Was die Frage der Ölversorgung betraf, war man sich darin einig, dass die Ereignisse im Iran zu einer Erhöhung der Ölpreise führen würden. Man wollte in dieser Frage mit der saudischen Führung Kontakt aufnehmen. Von den Förderausfällen des Iran waren vor allem Israel und Südafrika betroffen. Die iranische Ölförderung war nach Angaben des deutschen Botschafters Ritzel von früher 4,5 Mio. Fass pro Tag auf 200.000 bis 250.000 zurückgegangen.[AAP 8] Südafrika bezog 90 % seines Öls aus dem Iran, bei Israel kamen 60 % des importierten Öls aus dem Iran. Südafrika hatte Vorräte angelegt, aus denen das Land zwei Jahre versorgt werden konnte. Israel war in einer weniger komfortablen Situation. Es wäre aber möglich, die Ausfälle des iranischen Öls mit Öl aus Mexiko oder Großbritannien zu ersetzen.
Präsident Carter war der Überzeugung, dass die Stellung Ägyptens durch die jüngsten Ereignisse im Iran gestärkt worden sei. Es gäbe Kontakte zwischen Ägypten und Saudi-Arabien über möglichen militärischen Schutz aus Ägypten im Falle eines Angriffes auf Saudi-Arabien. Carter widersprach damit einer Befürchtung des britischen Premierministers Callaghan, der eine Bedrohung Saudi-Arabiens durch starke palästinensische Kräfte sah.[AAP 9]
Was Saudi-Arabien beträfe, wären die USA notfalls in der Lage, 100.000 Soldaten in kurzer Zeit nach Saudi-Arabien zu fliegen. Für diesen Zweck seien schnelle Eingreiftruppen vorgesehen, die bis zur Stärke eines Korps aus einer Panzerdivision, einer leichten Infanteriedivision und einer Marineinfanteriedivision bestünden.[AAP 10]
Nachdem klar war, dass die weltweite Ölversorgung durch den Rückgang der Förderung im Iran nicht weiter gefährdet war, wurde die restliche Zeit der Konferenz der Lage in der Türkei, Südostasien und in Afrika gewidmet.
Zum Ende der Konferenz entschied man, keine formellen Beschlüsse zu fassen. In einer zum Abschluss der Gespräche einberufenen Pressekonferenz betonte man die Harmonie, die zwischen den Staatsmännern geherrscht habe. „Es wird einige Zeit vergehen, bis Ziel, Sinn und Bedeutung dieser Versammlung erkennbar werden“, schreibt der nach Guadeloupe entsandte Robert Held in der Frankfurter Allgemeinen Zeitung vom 8. Januar 1979.[3]

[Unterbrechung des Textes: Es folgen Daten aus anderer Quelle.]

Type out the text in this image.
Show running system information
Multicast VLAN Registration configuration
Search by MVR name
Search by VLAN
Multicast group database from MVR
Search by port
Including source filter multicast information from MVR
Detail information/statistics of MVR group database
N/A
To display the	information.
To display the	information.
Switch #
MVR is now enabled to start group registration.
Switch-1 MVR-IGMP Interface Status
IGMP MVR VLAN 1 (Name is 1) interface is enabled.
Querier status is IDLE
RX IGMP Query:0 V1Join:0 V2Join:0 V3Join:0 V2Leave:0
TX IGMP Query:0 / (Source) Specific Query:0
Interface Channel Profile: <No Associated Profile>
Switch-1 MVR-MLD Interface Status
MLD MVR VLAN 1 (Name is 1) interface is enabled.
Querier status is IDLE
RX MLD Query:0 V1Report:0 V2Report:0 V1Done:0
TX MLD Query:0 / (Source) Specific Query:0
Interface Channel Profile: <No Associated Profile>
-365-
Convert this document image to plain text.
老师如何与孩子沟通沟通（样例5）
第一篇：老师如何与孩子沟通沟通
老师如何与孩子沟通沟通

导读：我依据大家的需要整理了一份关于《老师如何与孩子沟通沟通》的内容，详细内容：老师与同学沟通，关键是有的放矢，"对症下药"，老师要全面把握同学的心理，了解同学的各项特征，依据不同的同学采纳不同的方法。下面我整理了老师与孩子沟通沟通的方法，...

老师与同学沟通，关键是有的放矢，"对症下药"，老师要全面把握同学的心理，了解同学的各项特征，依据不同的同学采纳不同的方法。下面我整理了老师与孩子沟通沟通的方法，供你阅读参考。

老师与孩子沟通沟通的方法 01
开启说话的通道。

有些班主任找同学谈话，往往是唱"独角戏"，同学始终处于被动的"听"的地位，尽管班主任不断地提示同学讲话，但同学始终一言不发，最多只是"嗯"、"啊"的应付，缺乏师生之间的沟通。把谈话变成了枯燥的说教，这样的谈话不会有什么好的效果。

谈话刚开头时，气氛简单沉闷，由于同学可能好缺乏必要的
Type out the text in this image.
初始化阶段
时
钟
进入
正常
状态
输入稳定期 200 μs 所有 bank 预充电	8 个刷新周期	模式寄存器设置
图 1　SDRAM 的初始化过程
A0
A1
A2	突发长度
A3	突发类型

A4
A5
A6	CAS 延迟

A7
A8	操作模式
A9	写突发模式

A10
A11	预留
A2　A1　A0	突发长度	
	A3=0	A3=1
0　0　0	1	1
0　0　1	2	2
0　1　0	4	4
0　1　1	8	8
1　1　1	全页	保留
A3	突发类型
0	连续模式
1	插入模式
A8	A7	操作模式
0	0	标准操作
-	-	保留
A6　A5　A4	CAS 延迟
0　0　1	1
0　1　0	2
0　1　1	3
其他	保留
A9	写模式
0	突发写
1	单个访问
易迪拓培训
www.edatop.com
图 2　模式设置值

Nach dem Treffen war für alle an der Konferenz Beteiligten klar, dass man eine politische und keine militärische Lösung der Krise im Iran anstrebte. Nur welche Lösung man anstreben sollte, war völlig unklar. Bundeskanzler Helmut Schmidt war bei einem Treffen mit dem saudischen Außenminister Prinz Saud al-Faisal am 19. Januar 1979 der Meinung:
„Die Gespräche in Guadeloupe hätten gezeigt, dass keiner der Teilnehmer ein klares Konzept für den Iran gehabt habe.“[AAP 11]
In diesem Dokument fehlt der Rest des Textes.